"He's a big guy"
" He's a good size"
"He seems long"
These are the most common variations of the theme surrounding our new man. Every conversation with every staff member (nursing, aides, docs, RT) somehow includes a comment on William's over achieving dimensions. At 5lb 5 oz and 18in at birth, that put him into the 95% for a 32 wk baby, and is more average for 34-35 wks. Even with the expected weight loss that all babies have, he still is 5lb even today. Will has been getting some protein and sugar through his IV, but the majority of his nutrition is through a feeding tube. He is too young to have developed the suck/swallow/breathe coordination needed for breast/bottle feeding, but has tolerated his tube feeding well. I have been pumping every three hours since about 6 hours after delivery; he started on a preemie formula but now is getting all breast milk which I consider a personal victory. He feeds so well though that they have been increasing how much he gets every day ~ so good for him, but now I need to keep up! The only minor downside to his, as his nurses have pointed out, is that when looking at him he appears older than he is, and therefore ends up creating higher expectations than we should have for him. This is especially important since he hasn't had any other extra problems really, his is just doing what a 32 wk born preemie will do!

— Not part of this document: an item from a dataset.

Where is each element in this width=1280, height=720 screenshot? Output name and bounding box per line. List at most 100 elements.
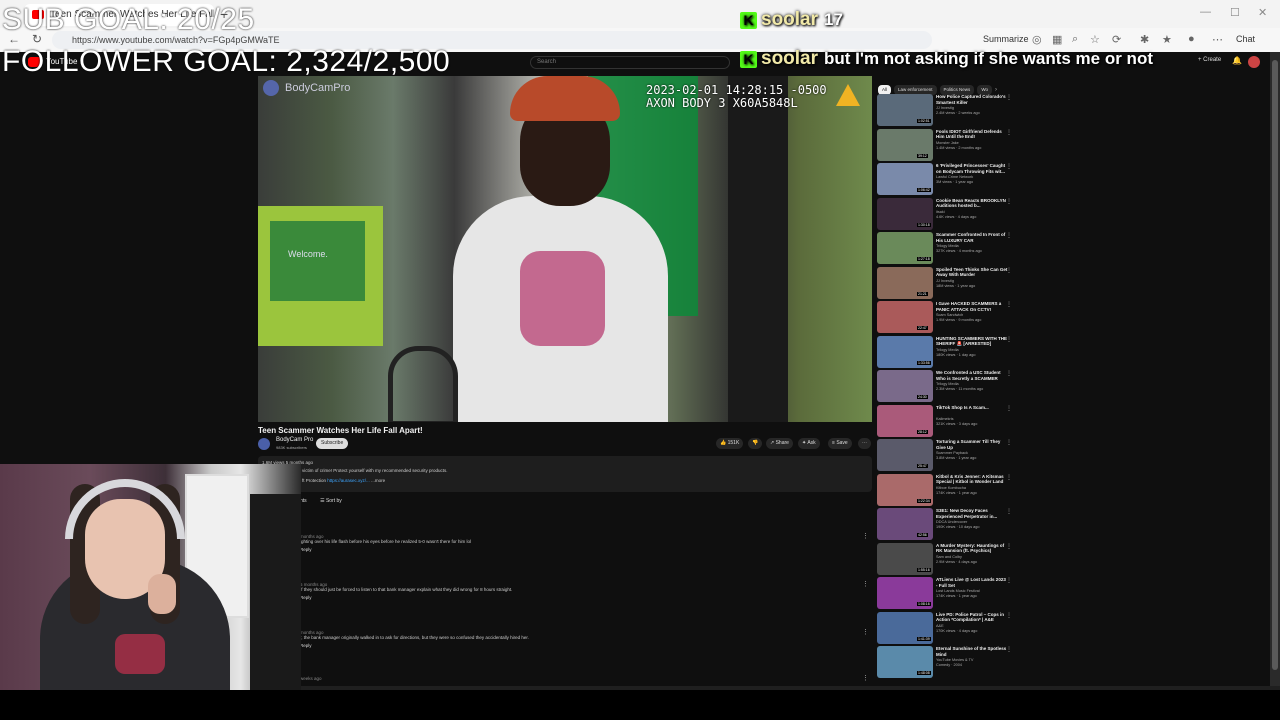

In general since being born Will's biggest issue has been needing respiratory support, which is one of those things expected for being born at this gestational age. Initially he was on only CPAP and they increased the settings once on that. However his first full night he had a number of "spells." These spells are events where his heart rate and then oxygen levels drop below specific criteria, and we are told are not uncommon when born at 32 wks. Some babies come out of these spells on their own, others need external stimulation to do so. Will was needing enough extra help to break the spells that they changed him to additional ventilator support. He didn't need an invasive breathing tube put into his lungs, but was able to get the extra support and breaths delivered through his cannula. They also started giving him caffeine thru the IV ~ yes, the same ingredient in the much needed coffee that gets me going in the morning. As a stimulant, it helps preemies "remember" to breathe, making the spells less frequent and less severe. I guess I don't need to worry about having my coffee while pumping/nursing with this one! Fortunately in all this he didn't require much if any extra oxygen delivery, and has not yet needed surfactant, which are both good signs. The spells have gotten less frequent and he has been able to pull himself out of them more often than not over the past day. Today they plan to cut back the ventilator support and get back to standard CPAP; if this goes well they will continue to cut back the breathing supports over the next few days.

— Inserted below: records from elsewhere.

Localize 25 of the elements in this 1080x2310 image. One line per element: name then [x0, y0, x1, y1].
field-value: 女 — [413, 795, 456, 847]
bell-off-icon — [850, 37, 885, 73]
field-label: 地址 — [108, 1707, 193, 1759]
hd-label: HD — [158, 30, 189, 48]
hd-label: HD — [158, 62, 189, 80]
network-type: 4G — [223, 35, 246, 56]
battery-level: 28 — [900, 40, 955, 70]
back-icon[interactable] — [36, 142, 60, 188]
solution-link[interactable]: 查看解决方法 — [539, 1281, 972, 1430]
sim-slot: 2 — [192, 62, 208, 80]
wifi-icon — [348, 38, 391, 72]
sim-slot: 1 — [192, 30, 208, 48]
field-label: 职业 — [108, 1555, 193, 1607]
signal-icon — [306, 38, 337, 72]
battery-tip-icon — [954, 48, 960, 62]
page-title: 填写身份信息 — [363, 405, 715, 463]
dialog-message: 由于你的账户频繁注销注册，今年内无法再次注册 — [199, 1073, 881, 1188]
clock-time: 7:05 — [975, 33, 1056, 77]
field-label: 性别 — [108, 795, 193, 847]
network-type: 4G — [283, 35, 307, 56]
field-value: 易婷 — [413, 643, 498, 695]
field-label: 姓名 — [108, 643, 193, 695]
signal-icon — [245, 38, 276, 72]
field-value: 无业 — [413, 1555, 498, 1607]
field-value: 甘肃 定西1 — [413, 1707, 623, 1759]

Another common preemie issue is jaundice. Initially his bilirubin wasn't too high, but it kept trending up so he was put on a bili-blanket. It seemed to make him uncomfortable, mainly because in order to work has to have access to the skin, so all his little blankets and supports and cushioning had to be moved/repositioned. He is also such a squirmy guy that he kept knocking his eye protection off. Fortunately his labs improved in 24 hours and we were able to remove that again today. Almost right after the bili-blanket was removed he settled down into a quiet, calm, very relaxed state which was comforting to see.
At this point we have pretty much traded one hospital room for another. Everyone in the NICU is very welcoming, the rooms are private and have sleeper couches/rockers etc, and parents are encouraged to participate in as many of the cares as we are able. So I still get to check temperatures, change diapers, and help with dressing. I was able to hold him in "K care" (kangaroo care) twice, but we had to put this on hold when his vent settings and bili light were active; we hope to resume K care again tomorrow. So far I am spending nights at home, but will likely spend some with Will especially as he gets closer to coming home and I get to take over more of his needs. His care team has been wonderful, involving us where they can, answering questions, and speaking directly with us on rounds and in making plans so we are always updated and clear on what is happening and what is expected.
The neonatologist today said it well in that "he is a preemie, and we have to remember to allow him to act like one." Today we would have completed 33 weeks pregnant; instead Will 5 days old. And I have been grateful for every one of them!